1. ## Limits

1. )Let f(x)=3 ·x^9 -10 ·x^3 +2 and g(x)=c·x^n -7 ·x^3 +18 with c cannot = 0. Then

lim (-->infinite) f(x)/g(x)= infinite

c (>, < or =) to ________ and n (>, < or =) to ________ .

2.)The function

f(x)= -4·x^2+4 if x >(and equal to) -2
d-x if x -2

is continuous at x=-2 if and only if d = _______________

3.) The set of all points of discontinuity of the function

g(x)= x+4 / x^2-16

equals
a) {4}
b) {4,-4 }
c) {-4 }

sorry..hope you understand the notations...

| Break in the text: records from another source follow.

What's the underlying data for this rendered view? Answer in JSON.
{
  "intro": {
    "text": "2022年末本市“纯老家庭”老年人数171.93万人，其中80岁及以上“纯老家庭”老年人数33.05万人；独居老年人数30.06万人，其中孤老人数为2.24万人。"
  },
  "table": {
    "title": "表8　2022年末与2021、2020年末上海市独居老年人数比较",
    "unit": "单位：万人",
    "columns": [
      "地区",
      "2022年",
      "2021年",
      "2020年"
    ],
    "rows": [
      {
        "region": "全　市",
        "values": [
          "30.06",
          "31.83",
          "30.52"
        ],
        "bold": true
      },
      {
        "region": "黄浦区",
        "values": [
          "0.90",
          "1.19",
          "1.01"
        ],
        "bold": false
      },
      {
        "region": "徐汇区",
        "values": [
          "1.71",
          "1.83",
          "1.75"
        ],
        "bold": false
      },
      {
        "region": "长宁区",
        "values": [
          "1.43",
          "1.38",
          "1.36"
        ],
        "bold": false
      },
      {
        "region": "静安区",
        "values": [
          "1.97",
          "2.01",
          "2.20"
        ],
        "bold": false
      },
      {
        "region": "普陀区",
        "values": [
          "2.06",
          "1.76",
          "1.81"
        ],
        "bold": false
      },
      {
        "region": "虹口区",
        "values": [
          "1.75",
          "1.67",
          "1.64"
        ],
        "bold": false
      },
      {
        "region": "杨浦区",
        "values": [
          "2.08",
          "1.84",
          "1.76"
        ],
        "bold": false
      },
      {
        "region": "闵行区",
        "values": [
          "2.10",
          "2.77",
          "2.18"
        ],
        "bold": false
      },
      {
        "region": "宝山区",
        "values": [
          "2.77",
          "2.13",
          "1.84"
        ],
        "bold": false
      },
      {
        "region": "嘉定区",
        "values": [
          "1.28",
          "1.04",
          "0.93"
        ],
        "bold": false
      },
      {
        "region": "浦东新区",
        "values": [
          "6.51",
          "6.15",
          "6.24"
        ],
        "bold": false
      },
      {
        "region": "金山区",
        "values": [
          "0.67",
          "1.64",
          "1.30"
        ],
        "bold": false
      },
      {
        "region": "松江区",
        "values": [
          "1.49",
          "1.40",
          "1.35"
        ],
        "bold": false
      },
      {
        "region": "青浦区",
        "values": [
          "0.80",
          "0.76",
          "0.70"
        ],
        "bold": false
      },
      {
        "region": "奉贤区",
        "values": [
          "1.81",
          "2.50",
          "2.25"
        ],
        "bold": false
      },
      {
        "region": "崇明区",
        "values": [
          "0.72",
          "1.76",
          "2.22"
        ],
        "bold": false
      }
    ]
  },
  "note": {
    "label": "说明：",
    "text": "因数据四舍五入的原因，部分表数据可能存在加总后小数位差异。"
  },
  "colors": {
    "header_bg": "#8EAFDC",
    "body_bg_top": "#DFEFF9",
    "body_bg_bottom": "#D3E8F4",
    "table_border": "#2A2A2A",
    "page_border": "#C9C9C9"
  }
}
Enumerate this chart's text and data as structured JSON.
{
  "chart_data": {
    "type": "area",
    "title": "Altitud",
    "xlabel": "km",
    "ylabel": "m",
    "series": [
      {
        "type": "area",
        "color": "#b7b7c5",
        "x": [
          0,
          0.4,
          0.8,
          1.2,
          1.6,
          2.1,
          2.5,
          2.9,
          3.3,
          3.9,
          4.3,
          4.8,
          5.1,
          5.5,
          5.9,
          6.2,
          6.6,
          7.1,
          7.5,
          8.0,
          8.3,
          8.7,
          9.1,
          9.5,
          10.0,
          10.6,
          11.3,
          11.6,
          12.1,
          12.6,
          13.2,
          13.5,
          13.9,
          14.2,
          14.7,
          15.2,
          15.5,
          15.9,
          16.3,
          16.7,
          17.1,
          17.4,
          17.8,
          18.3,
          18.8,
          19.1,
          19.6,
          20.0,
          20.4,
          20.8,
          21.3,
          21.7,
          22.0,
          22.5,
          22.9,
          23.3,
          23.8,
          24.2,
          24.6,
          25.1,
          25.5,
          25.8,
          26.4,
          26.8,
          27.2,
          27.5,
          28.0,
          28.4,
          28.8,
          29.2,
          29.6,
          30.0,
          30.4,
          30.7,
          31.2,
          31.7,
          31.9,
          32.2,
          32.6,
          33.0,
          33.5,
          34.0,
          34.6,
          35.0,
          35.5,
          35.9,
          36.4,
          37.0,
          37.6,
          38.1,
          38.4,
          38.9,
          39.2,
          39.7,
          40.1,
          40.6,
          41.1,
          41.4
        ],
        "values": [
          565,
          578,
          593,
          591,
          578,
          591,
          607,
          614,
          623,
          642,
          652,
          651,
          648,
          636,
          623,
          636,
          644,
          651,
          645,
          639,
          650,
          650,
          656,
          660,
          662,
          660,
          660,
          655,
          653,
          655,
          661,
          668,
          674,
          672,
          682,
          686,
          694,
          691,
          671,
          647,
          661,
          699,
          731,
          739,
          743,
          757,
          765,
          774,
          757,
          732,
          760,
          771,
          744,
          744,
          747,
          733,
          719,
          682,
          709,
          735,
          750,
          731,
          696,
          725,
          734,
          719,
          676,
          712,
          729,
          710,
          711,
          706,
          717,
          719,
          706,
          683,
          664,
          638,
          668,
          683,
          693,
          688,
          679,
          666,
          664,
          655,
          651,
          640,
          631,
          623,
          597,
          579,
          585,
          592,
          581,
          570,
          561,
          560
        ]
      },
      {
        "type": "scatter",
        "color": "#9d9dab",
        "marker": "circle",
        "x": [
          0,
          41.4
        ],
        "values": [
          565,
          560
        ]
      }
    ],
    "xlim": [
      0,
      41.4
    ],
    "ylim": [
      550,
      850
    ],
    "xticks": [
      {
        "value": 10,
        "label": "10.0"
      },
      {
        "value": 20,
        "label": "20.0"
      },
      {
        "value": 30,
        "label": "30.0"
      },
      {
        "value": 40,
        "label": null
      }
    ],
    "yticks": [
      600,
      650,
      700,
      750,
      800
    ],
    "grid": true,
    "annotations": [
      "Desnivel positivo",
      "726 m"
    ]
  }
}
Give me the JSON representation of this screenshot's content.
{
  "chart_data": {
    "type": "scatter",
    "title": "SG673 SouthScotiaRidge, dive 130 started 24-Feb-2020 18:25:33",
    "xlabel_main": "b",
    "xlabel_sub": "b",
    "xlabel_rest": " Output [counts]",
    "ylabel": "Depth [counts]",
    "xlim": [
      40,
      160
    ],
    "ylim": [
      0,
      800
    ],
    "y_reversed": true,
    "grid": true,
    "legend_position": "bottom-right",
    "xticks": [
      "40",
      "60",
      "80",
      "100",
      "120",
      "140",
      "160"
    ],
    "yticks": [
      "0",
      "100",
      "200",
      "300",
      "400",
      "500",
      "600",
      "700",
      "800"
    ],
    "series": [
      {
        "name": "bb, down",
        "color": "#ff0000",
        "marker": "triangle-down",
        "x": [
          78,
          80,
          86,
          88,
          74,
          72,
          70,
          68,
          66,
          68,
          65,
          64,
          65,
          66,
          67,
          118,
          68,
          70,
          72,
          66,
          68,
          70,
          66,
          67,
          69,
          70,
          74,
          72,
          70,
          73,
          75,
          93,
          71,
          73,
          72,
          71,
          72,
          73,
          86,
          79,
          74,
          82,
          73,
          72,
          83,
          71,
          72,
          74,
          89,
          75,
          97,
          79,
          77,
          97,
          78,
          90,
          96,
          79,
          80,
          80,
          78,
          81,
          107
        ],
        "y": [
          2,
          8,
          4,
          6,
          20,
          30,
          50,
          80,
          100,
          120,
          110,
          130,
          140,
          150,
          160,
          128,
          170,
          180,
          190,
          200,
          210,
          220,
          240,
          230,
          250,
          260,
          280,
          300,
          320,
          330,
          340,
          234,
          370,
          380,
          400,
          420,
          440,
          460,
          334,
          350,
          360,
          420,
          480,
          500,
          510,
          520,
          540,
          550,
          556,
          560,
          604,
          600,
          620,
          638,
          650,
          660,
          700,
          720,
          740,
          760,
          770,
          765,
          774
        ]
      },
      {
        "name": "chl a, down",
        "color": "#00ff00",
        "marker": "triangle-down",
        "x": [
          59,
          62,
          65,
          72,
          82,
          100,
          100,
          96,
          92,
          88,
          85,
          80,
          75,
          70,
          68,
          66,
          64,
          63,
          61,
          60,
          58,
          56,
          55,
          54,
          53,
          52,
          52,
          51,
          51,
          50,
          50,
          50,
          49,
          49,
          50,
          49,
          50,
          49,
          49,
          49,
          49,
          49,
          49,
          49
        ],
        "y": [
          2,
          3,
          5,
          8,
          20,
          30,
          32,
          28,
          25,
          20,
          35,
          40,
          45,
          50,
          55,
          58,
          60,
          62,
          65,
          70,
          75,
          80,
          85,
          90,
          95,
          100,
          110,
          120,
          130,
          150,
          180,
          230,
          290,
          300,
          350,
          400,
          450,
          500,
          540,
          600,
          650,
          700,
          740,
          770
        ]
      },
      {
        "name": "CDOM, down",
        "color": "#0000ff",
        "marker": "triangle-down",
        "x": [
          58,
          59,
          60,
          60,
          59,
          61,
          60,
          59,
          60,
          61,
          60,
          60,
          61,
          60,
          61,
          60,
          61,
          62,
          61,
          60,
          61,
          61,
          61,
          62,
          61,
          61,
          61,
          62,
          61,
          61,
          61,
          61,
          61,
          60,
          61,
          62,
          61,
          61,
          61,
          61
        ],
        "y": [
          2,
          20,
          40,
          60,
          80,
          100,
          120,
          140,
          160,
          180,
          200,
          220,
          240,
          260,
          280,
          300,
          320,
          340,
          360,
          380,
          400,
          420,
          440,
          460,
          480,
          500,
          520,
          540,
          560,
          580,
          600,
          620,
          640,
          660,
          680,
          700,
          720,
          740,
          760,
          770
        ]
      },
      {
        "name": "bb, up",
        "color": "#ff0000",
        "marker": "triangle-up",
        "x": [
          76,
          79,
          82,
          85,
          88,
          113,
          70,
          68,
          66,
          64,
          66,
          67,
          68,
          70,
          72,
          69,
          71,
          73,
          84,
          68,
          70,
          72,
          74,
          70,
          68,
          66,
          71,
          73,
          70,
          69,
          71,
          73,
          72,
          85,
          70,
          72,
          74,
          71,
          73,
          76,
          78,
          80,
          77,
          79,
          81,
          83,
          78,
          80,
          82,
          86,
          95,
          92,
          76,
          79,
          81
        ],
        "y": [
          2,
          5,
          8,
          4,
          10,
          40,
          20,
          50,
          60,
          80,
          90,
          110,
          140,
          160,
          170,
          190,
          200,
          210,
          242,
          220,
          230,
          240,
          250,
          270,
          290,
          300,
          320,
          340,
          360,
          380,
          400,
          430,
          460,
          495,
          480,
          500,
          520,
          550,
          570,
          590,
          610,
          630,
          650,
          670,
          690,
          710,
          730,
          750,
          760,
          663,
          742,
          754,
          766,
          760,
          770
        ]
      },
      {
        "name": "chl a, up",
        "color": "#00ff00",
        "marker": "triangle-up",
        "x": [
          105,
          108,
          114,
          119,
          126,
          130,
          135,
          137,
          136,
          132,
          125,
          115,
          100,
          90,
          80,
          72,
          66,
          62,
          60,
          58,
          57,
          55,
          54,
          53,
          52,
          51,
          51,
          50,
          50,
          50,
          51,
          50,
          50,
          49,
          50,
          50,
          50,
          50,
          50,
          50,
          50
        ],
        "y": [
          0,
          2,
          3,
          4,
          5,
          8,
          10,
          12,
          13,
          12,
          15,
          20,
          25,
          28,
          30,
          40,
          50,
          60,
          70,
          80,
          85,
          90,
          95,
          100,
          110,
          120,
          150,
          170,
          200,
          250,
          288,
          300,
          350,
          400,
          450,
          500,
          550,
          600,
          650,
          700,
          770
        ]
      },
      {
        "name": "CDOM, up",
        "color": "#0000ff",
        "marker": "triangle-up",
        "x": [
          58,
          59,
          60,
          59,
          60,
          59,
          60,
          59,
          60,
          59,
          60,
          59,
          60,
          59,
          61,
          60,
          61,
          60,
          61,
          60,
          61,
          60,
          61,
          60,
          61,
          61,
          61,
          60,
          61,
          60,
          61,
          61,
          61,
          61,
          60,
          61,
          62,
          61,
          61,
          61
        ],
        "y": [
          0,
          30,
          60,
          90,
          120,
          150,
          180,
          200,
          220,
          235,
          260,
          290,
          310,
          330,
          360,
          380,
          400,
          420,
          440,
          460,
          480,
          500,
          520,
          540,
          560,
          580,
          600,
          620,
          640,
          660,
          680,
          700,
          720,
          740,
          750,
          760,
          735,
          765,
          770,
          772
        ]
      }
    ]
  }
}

2. sorry, can't understand your post..

3. sorry..i edited it..hope you understand it now

4. Hello,

1. )Let f(x)=3 ·x^9 -10 ·x^3 +2 and g(x)=c·x^n -7 ·x^3 +18 with c cannot = 0. Then

lim (-->infinite) f(x)/g(x)= infinite

c (>, < or =) to ________ and n (>, < or =) to ________ .
$Polynomial=a_n x^n+a_{n-1} x^{n-1}+\dots+a_1 x+a_0$

$a_n \neq 0$

$a_n$ is the leading coefficient.
$n$ is the degree of the polynomial.

The limit of the quotient of two polynomials is :

- infinity if the degree of the polynomial above is superior to the degree of the polynomial below. The sign of it depends on the leading coefficient.
- the quotient of the leading coefficients if the leading coefficients above and below are the same.
- 0 if the degree of the polynomial below is superior to the degree of the polynomial above.

2.)The function

f(x)= -4·x^2+4 if x >(and equal to) -2
d-x if x -2

is continuous at x=-2 if and only if d = _______________
For this to be continuous, you must have :

$\lim_{x \to 2^-} f(x)= \lim_{x \to 2^+} f(x)$

$\Longleftrightarrow \lim_{x \to 2} \ d-x=\lim_{x \to 2} \ -4x^2+4$

Just replace and find the value of d

3.) The set of all points of discontinuity of the function

g(x)= x+4 / x^2-16

equals
a) {4}
b) {4,-4 }
c) {-4 }
Change the denominator into $x^2-16=(x-4)(x+4)$.
Simplify, and then conclude

5. i don't get the 2nd question...how do i replace and find the value of d?...